Revenge is sweet after all
Revenge really does make us feel better. Social rejection incites us to seek to repair our mood by any means possible, and that includes causing harm to others. This is why…
A recent study carried out by researchers at the University of Kentucky, led by psychologists David Chester and C. Nathan DeWall, has confirmed that we feel measurably happier if we retaliate against those who hurt us. They discovered that people actually seek out opportunities to perform acts of vengeance specifically to make themselves feel better.
In a novel experiment, the researchers asked 156 volunteers to write essays focusing on a personal topic. The next step was to then let other participants read them and provide feedback.
But with one group, one of the researchers pretended to be a participant and gave everyone disproportionate negative feedback such as ‘this is one of the worst essays I have ever read.’ The team measured the participant’s mood both before they sat down to write their essays and again after they were given the chance to express their disappointment and anger over the negative review.

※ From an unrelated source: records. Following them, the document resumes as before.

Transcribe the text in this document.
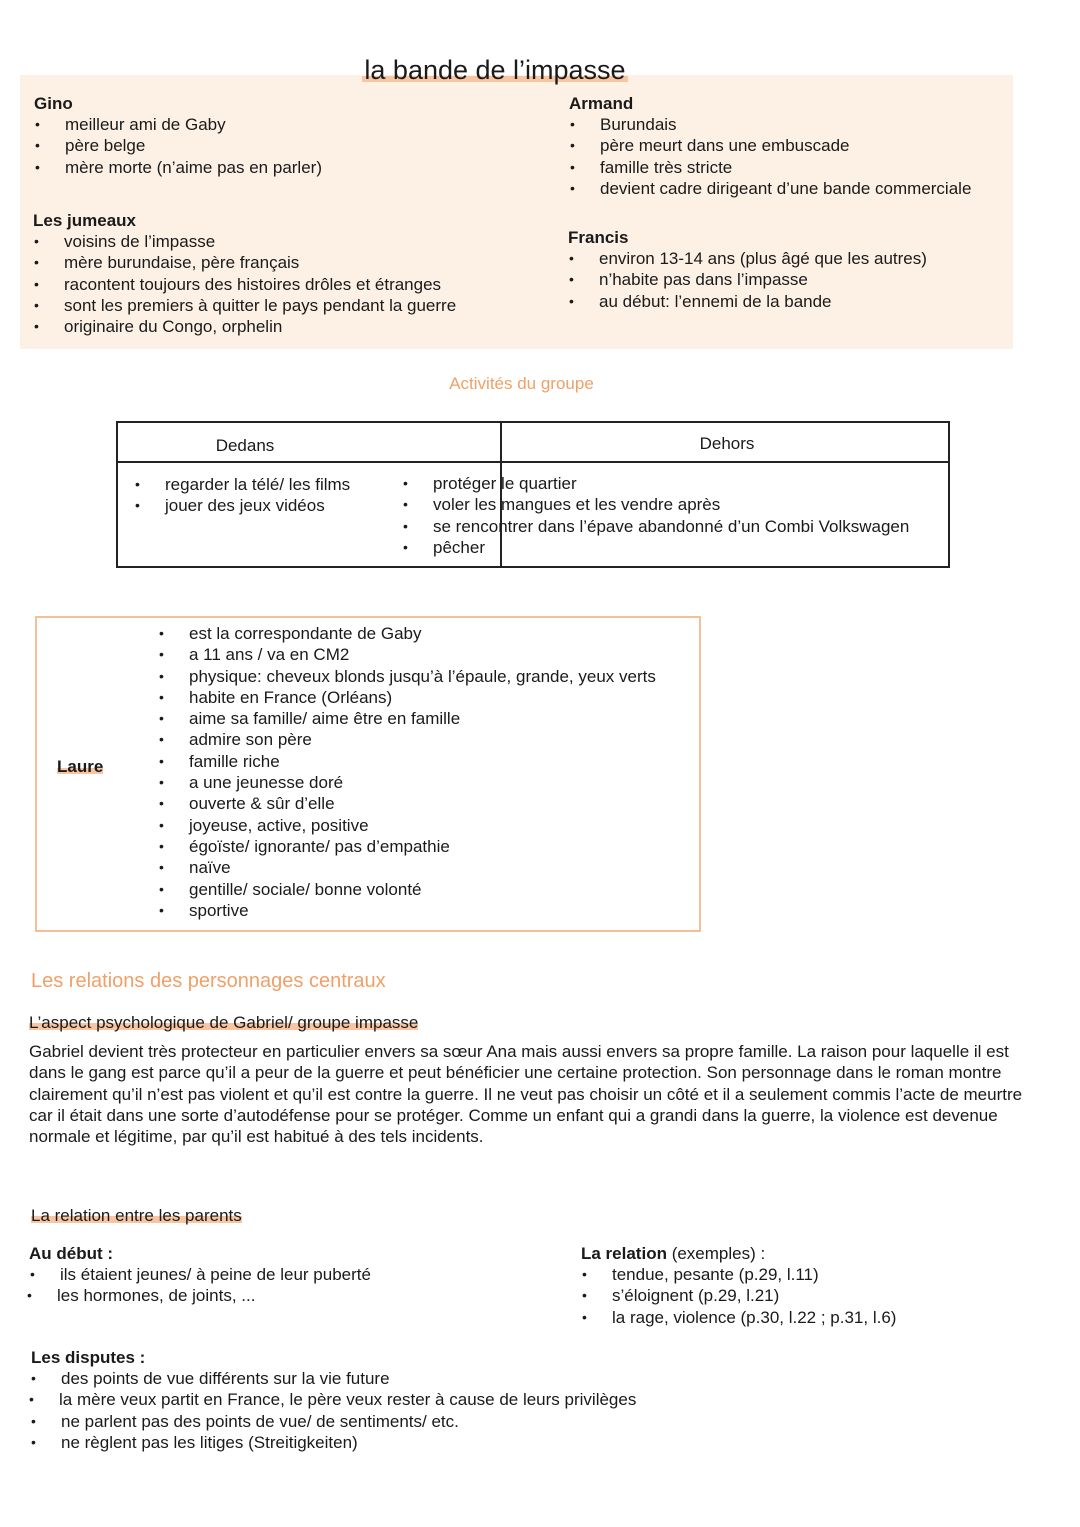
la bande de l’impasse
Gino
• meilleur ami de Gaby
• père belge
• mère morte (n’aime pas en parler)
Les jumeaux
• voisins de l’impasse
• mère burundaise, père français
• racontent toujours des histoires drôles et étranges
• sont les premiers à quitter le pays pendant la guerre
• originaire du Congo, orphelin
Armand
• Burundais
• père meurt dans une embuscade
• famille très stricte
• devient cadre dirigeant d’une bande commerciale
Francis
• environ 13-14 ans (plus âgé que les autres)
• n’habite pas dans l’impasse
• au début: l’ennemi de la bande
Activités du groupe
Dedans	Dehors
• regarder la télé/ les films
• jouer des jeux vidéos
• protéger le quartier
• voler les mangues et les vendre après
• se rencontrer dans l’épave abandonné d’un Combi Volkswagen
• pêcher
Laure
• est la correspondante de Gaby
• a 11 ans / va en CM2
• physique: cheveux blonds jusqu’à l’épaule, grande, yeux verts
• habite en France (Orléans)
• aime sa famille/ aime être en famille
• admire son père
• famille riche
• a une jeunesse doré
• ouverte & sûr d’elle
• joyeuse, active, positive
• égoïste/ ignorante/ pas d’empathie
• naïve
• gentille/ sociale/ bonne volonté
• sportive
Les relations des personnages centraux
L’aspect psychologique de Gabriel/ groupe impasse
Gabriel devient très protecteur en particulier envers sa sœur Ana mais aussi envers sa propre famille. La raison pour laquelle il est dans le gang est parce qu’il a peur de la guerre et peut bénéficier une certaine protection. Son personnage dans le roman montre clairement qu’il n’est pas violent et qu’il est contre la guerre. Il ne veut pas choisir un côté et il a seulement commis l’acte de meurtre car il était dans une sorte d’autodéfense pour se protéger. Comme un enfant qui a grandi dans la guerre, la violence est devenue normale et légitime, par qu’il est habitué à des tels incidents.
La relation entre les parents
Au début :
• ils étaient jeunes/ à peine de leur puberté
• les hormones, de joints, ...
La relation (exemples) :
• tendue, pesante (p.29, l.11)
• s’éloignent (p.29, l.21)
• la rage, violence (p.30, l.22 ; p.31, l.6)
Les disputes :
• des points de vue différents sur la vie future
• la mère veux partit en France, le père veux rester à cause de leurs privilèges
• ne parlent pas des points de vue/ de sentiments/ etc.
• ne règlent pas les litiges (Streitigkeiten)
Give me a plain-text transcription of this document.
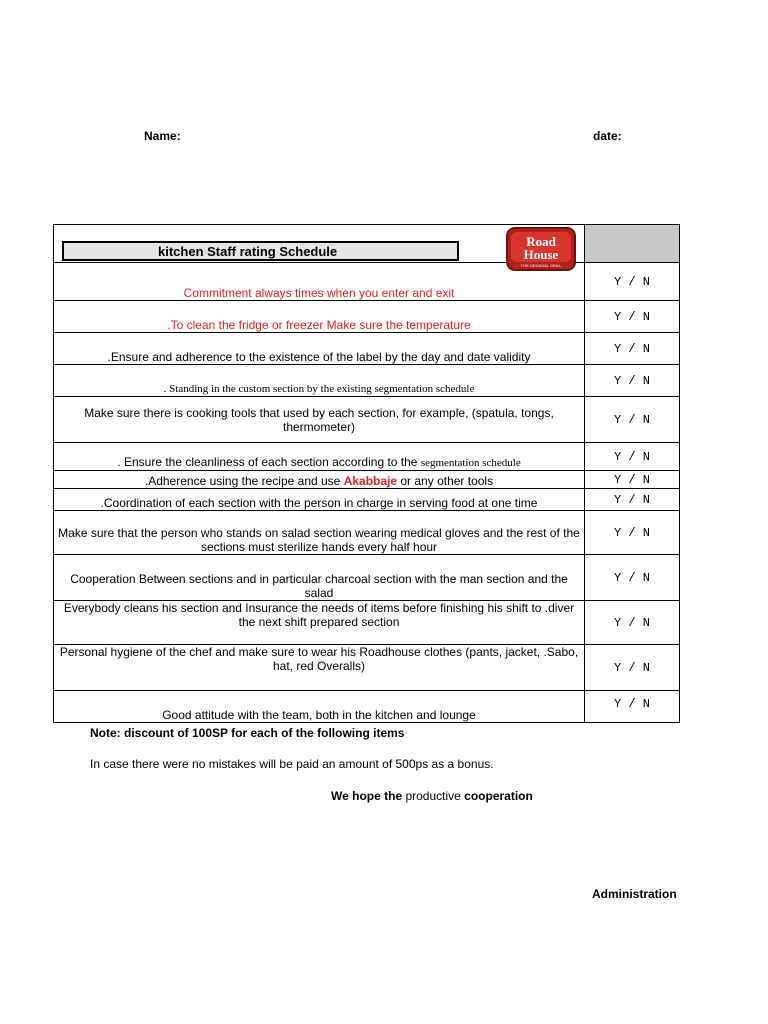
Name:	date:
kitchen Staff rating Schedule
Road
House
THE ORIGINAL GRILL	

Commitment always times when you enter and exit	Y / N
.To clean the fridge or freezer Make sure the temperature	Y / N
.Ensure and adherence to the existence of the label by the day and date validity	Y / N
. Standing in the custom section by the existing segmentation schedule	Y / N
Make sure there is cooking tools that used by each section, for example, (spatula, tongs, thermometer)	Y / N
. Ensure the cleanliness of each section according to the segmentation schedule	Y / N
.Adherence using the recipe and use Akabbaje or any other tools	Y / N
.Coordination of each section with the person in charge in serving food at one time	Y / N
Make sure that the person who stands on salad section wearing medical gloves and the rest of the sections must sterilize hands every half hour	Y / N
Cooperation Between sections and in particular charcoal section with the man section and the salad	Y / N
Everybody cleans his section and Insurance the needs of items before finishing his shift to .diver the next shift prepared section	Y / N
Personal hygiene of the chef and make sure to wear his Roadhouse clothes (pants, jacket, .Sabo, hat, red Overalls)	Y / N
Good attitude with the team, both in the kitchen and lounge	Y / N
Note: discount of 100SP for each of the following items
In case there were no mistakes will be paid an amount of 500ps as a bonus.
We hope the productive cooperation
Administration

The participants were allowed to express their frustration and aggression by sticking pins in a voodoo doll while imagining it was the person who had criticised their essay.
Not only did sticking pins in the dolls improve the mood of the dejected participants, the researchers also noticed their mood became indistinguishable from volunteers who received positive feedback.
To understand the motives behind aggressive behaviour, the researchers conducted a second study with another group of 154 participants.
In this test, subjects were given a pill they were told would enhance their thinking for upcoming tests in the study – in reality, a placebo. Some of the participants were told that the pill came with a side effect – their mood would become fixed and unchanging.
All the subjects were then asked to play a computer game with two other players where they batted a ball around. A third of the players were purposely given the cold shoulder by the other players. When the game was over, the participants were questioned as to how rejected they felt before being given the opportunity to take revenge on those who had ignored them during the game.
The second game let the players punish the losers with a blast of noise through their headphones. Participants who had been treated unfairly in the first game chose to inflict more frequent and louder blasts of noise on the opponent who had rejected them earlier.
The revealing part of the experiment was that this did not happen with the volunteers who had been told the pill they took would steady their mood. The researchers reminded these participants during the break in the game that the pill was fully active and their mood would remain stable for at least an hour. Those participants kept the sound blasts to a minimum.
Although they had felt rejected by the other participants, they believed the pill would prevent them from improving their mood and so they didn’t take any opportunity to seek revenge.
The results of the study suggest that even though aggressive actions may seem pointless, they can have a purpose and deliver an outcome, if an unexpected one. Perhaps not as satisfying as removing someone’s testes with a rusty knife, but perhaps a step in the right direction nonetheless.